1. In a large bowl, whisk together the first 7 ingredients, set aside.

2. Add yeast and sugar to water and stir. Wait 5 minutes and check if small bubbles appear on surface of water. If no bubbles form, your yeast is not active. Try a new packet of yeast. If bubbles form, you are good to go. Move on to the next step.

3. Add yeasty water, oil and vinegar to the bowl of an electric mixer, stir together with paddle attachment until well blended. With mixture on lowest speed, add dry ingredients slowly until combined. Stop mixture and scrape down sides with a rubber spatula, every so often. Beat for 4 minutes on medium speed. Dough will be sticky like cookie dough.

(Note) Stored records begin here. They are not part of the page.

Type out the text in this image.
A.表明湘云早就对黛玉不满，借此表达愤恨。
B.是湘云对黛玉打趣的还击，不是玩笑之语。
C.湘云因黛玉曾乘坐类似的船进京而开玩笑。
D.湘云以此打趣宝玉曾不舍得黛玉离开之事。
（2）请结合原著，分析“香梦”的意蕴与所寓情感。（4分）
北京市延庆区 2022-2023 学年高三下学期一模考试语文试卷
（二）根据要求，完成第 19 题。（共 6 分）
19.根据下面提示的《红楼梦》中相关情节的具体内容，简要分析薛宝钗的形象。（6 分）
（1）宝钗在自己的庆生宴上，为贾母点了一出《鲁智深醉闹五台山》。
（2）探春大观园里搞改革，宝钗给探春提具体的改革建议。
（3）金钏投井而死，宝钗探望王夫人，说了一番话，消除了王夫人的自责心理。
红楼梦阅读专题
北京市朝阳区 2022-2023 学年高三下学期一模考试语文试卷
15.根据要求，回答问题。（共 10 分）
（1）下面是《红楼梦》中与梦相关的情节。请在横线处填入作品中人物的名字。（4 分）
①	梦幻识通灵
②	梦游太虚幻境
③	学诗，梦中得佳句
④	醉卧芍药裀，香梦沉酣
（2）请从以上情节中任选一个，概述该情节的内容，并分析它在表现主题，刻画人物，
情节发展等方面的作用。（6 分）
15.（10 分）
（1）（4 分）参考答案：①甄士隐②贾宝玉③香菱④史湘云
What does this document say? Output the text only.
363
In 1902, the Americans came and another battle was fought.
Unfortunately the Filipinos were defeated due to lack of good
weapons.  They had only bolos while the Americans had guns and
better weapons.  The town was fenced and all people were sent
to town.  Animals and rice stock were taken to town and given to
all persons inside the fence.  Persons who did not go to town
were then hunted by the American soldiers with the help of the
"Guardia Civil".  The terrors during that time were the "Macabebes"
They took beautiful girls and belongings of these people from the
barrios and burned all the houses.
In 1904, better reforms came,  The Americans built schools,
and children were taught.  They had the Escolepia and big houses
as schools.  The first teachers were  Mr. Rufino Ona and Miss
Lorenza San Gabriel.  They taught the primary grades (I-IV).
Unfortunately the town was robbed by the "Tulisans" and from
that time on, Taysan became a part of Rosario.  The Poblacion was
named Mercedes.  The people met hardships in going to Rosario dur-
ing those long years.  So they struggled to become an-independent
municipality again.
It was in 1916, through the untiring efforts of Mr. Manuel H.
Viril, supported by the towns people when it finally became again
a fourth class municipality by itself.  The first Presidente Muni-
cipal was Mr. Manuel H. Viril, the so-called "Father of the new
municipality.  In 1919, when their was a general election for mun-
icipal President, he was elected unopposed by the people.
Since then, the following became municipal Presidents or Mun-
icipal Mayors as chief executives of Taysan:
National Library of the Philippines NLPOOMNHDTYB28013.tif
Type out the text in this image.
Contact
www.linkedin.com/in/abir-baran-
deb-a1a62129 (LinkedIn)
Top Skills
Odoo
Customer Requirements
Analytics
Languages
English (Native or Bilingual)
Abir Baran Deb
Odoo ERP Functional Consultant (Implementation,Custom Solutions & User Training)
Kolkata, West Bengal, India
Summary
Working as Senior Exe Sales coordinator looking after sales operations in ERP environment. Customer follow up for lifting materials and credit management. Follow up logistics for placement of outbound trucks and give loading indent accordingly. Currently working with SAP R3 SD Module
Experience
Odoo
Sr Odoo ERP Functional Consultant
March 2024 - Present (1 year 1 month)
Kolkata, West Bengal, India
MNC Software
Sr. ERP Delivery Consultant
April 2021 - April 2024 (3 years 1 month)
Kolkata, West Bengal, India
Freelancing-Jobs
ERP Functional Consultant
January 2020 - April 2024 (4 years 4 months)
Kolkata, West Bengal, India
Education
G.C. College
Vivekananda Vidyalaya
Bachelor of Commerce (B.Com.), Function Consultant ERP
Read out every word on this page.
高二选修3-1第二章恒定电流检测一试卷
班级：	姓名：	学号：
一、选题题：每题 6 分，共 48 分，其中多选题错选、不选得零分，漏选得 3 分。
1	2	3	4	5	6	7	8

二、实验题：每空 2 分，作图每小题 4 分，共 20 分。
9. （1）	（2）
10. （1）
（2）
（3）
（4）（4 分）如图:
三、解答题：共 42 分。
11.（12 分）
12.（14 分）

4. Spray a 9- inch by 5-inch loaf pan or 4 mini-loaf pans with non-stick cooking spray. Spoon dough into prepared pan. Smooth top with damp fingers. Let rise, uncovered, in a warm, draft free place for 60-75 minutes, or until dough has risen to top of pan.

5. Pre-heat oven to 350F degrees. Bake for 35-45 minutes, or until loaf sounds hollow when tapped on the bottom. Remove from the pan immediately and let cool completely on rack.

Based on "Egg-Free, Corn-Free, Lactose-Free White Bread", p. 87. The Best Gluten Free Family Cookbook, Donna Washburn and Heather Butt, Robert Rose, Inc. 2005


  1. I am so impressed with how much you seemed to have learned, improvised, researched, baked, and baked again, in the short time since your daughter was diagnosed with celiac's. Wishing you lots of success in your challah-endeavors.

    A friend of mine with celiac's recommends "Beth's All Purpose Flour Mix" from Gluten Free Pantry brand. She adds Orgran's "Gluten Substitute." She uses these products, in lieu of flour, in the Basic Chocolate Cake recipe from the "Spice & Spirit" kosher cookbook. But I suppose they may work well for challah, as well?

  2. Thank you for your helpful product comments. I look forward to trying that flour mix!